Cette question est particulièrement préoccupante dans les régions qui n’ont jamais connu de développement gazier et pétrolier de grande envergure.

Il est essentiel que les grandes compagnies comme les petites adoptent les meilleures pratiques de l’industrie, que la fourniture et le traitement de l’eau soient coordonnées à l’échelle régionale et que des méthodes améliorées soient développées pour recycler les fluides de fracturation récupérés.

Autrement dit, l’exploitation des gaz de schiste doit être encadrée de très très près et rendue plus performante dans sa gestion de l’eau si on ne veut pas qu’elle tourne au désastre.

Les chercheurs conseillent au gouvernement américain trois pistes d’action pour satisfaire les «préoccupations légitimes de la population concernant les impacts environnementaux»:

– il faut accroître très largement la recherche publique dans ce domaine, en finançant des programmes d’envergure visant à mieux connaître les schistes et l’environnement souterrain, à diminuer les quantités d’eau utilisées et à développer des technologies efficaces de recyclage de l’eau;

– le United States Geological Survey doit accélérer le développement d’une méthodologie efficace pour qualifier les ressources;

– l’industrie et les différents paliers de gouvernements doivent collaborer pour minimiser les impacts environnementaux par la recherche et la réglementation, et ce en toute transparence.
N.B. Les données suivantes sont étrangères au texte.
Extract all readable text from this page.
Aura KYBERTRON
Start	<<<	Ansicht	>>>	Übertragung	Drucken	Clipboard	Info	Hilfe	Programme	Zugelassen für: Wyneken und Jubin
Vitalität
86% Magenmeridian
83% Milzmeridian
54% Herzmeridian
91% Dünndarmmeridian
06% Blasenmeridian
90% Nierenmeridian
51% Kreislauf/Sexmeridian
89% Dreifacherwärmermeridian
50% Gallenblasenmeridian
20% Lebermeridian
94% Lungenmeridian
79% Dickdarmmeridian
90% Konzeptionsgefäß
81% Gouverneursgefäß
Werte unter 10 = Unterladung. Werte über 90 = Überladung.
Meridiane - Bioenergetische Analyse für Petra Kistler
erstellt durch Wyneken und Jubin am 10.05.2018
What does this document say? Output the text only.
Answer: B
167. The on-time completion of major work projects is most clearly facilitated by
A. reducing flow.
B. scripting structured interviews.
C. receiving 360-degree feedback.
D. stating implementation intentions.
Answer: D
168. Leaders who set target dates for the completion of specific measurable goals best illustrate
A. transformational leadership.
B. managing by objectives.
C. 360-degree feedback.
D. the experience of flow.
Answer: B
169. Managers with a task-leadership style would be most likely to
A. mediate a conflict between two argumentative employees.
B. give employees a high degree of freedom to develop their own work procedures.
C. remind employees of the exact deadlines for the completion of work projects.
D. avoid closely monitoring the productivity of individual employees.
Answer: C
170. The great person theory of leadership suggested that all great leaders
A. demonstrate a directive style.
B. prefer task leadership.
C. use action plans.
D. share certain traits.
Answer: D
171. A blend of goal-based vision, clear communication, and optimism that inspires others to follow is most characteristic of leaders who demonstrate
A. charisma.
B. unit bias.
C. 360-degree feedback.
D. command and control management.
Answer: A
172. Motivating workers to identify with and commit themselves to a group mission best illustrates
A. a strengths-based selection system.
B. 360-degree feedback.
Les schémas d’utilisation de l’eau et les composants utilisés dans les liquides de fracturation doivent être rendus publics.

Les mêmes conseils sont probablement valables au Québec. Le gouvernement aura-t-il la sagesse – et les moyens – de les écouter ?

–> Le sujet vous intéresse ? J’étais en entrevue à l’émission Maisonneuve en direct, à la radio de Radio-Canada (l’extrait audio).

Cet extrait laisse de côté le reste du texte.